Ben Shapiro’s Rap/Hip Hop Hit Shows How Unconventional Can Challenge Conventional Wisdom

The Daily Wire co-founder and conservative commentator Ben Shapiro is the number one rapper in America this week – an interesting twist for someone who doesn’t even consider rap to qualify as music at all. 

Teaming up with Canada’s Tom MacDonald, a rapper himself, as well as a former wrestler, the “song” is called “Facts,” and it’s being hailed by commentators as a clever and unapologetic anti-woke message. 

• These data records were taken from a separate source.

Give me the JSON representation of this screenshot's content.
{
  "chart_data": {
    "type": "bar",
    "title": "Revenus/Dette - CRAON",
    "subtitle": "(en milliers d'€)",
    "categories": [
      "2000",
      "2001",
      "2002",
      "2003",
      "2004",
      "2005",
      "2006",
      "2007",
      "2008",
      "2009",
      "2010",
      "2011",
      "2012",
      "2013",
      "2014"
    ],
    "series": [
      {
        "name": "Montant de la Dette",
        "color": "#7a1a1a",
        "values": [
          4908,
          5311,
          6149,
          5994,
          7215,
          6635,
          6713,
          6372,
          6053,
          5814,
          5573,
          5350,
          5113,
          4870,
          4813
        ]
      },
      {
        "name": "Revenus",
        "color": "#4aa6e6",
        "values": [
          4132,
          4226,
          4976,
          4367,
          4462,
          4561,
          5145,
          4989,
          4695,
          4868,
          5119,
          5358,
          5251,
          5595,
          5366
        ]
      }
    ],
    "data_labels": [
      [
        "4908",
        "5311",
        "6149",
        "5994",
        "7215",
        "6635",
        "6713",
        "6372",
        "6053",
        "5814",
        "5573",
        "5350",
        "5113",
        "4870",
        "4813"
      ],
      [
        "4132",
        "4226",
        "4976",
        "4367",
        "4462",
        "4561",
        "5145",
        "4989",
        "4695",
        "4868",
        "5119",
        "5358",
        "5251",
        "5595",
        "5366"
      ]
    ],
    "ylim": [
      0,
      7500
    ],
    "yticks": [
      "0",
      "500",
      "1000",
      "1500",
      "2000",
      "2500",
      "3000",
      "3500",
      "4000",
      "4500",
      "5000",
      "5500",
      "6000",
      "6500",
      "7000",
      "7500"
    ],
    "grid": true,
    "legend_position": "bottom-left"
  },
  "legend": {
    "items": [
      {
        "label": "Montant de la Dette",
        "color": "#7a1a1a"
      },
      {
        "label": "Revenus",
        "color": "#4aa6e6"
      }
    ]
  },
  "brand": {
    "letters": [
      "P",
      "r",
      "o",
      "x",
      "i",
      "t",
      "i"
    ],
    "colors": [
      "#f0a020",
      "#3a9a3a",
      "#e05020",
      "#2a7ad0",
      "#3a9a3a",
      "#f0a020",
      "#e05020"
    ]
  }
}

 Wearing a hoodie with his popular catchphrase, “Facts don’t care about your feelings” emblazoned across its front, the rap begins: 

 They call me offensive, controversial, There’s only two genders, boys and girls, They can’t cancel my message … I don’t wanna talk to folks who don’t get it, Go work, go broke, nope it’s pathetic. 

Historians trace the origin of “Hip Hop Music” back fifty-one years to 1520 Sedgwick Avenue, a high-rise building located in a low-income neighborhood in the Bronx, one of New York City’s five boroughs. It was there that a local DJ going by the name of “Kool Herc” is credited with birthing the genre at a party.  

For many of us, this music is nearly as foreign as a Tibetan mountain village, but the facts – to carry on the Shapiro theme – suggest our unfamiliarity or even disdain doesn’t diminish its enormous reach. Rap’s penchant towards the vulgar didn’t begin till the 1980s, but once the line was crossed, the industry seemed eager to profit from the profane. 

It’s estimated that nearly two billion people listen to rap music worldwide, and nearly 100 million right here in the United States. Christian hip hop music dates to the 1980s, most notably dc Talk, a group formed by students at Liberty University.  

Ben Shapiro’s top-ranked offering is neither Christian nor obscene, but it is grabbing headlines and starting conversations.  

The popular rapper Nikki Minaj surprised many when she congratulated Shapiro on X this past weekend. 

“I just listened to it @benshapiro not bad,” Minaj wrote on Saturday. “Congrats on #1. But it def sounds like Roman’s Revenge when the beat first came in…idk,” she noted, a reference to one of her own songs. 

Christians understandably talk a lot about “engaging culture” – a sentiment that many people echo, including leadership at groups like Focus on the Family. Despite what many critics may suggest, we’re eager to meet people where they are, and welcome candid conversations when it comes to controversial subjects.  

We may be happy to meet people where they are – but we’re not satisfied to leave them there, especially since eternity is hanging in the balance.   

Perhaps less defined, however, is what that “engagement” looks like – especially since it can manifest very differently depending upon the person and the circumstance. 

As a devout Jew, Ben Shapiro is not proselytizing – but he is stirring the pot. He’s doing it in an unconventional way for conservatives, but he’s challenging the conventional wisdom of the age. This is a good thing. Shapiro may be communicating in a style and tone that departs from many of our tastes – but he’s unquestionably reaching people in a way that more staid engagement never will.

This situation reminds me how one of the great thrills and fascinations of our faith is how the Lord uses all kinds of people, circumstances, and methods to reach people.  

How might He want to use you in your current season of life? How might you engage culture in unconventional and even surprising ways? 

Back in 2019, Focus on the Family broadcast a live ultrasound in New York City’s Times Square. We believe the Holy Spirit planted the idea – and the Lord opened all kinds of doors to help make it happen.

Yet, witnessing doesn’t have to be on a big screen, and it rarely is. We influence and preach through our casual conversations over the fence or in the supermarket checkout line. We generate interest by showing interest in other people. We can also make an impression by surprising others – and, like Shapiro, co-opting a genre for good. 

You may or may not want to listen to Ben Shapiro’s hit song, but you should have an appetite to use the gifts and talents God has given you to reach as many people as you can, even in unconventional ways.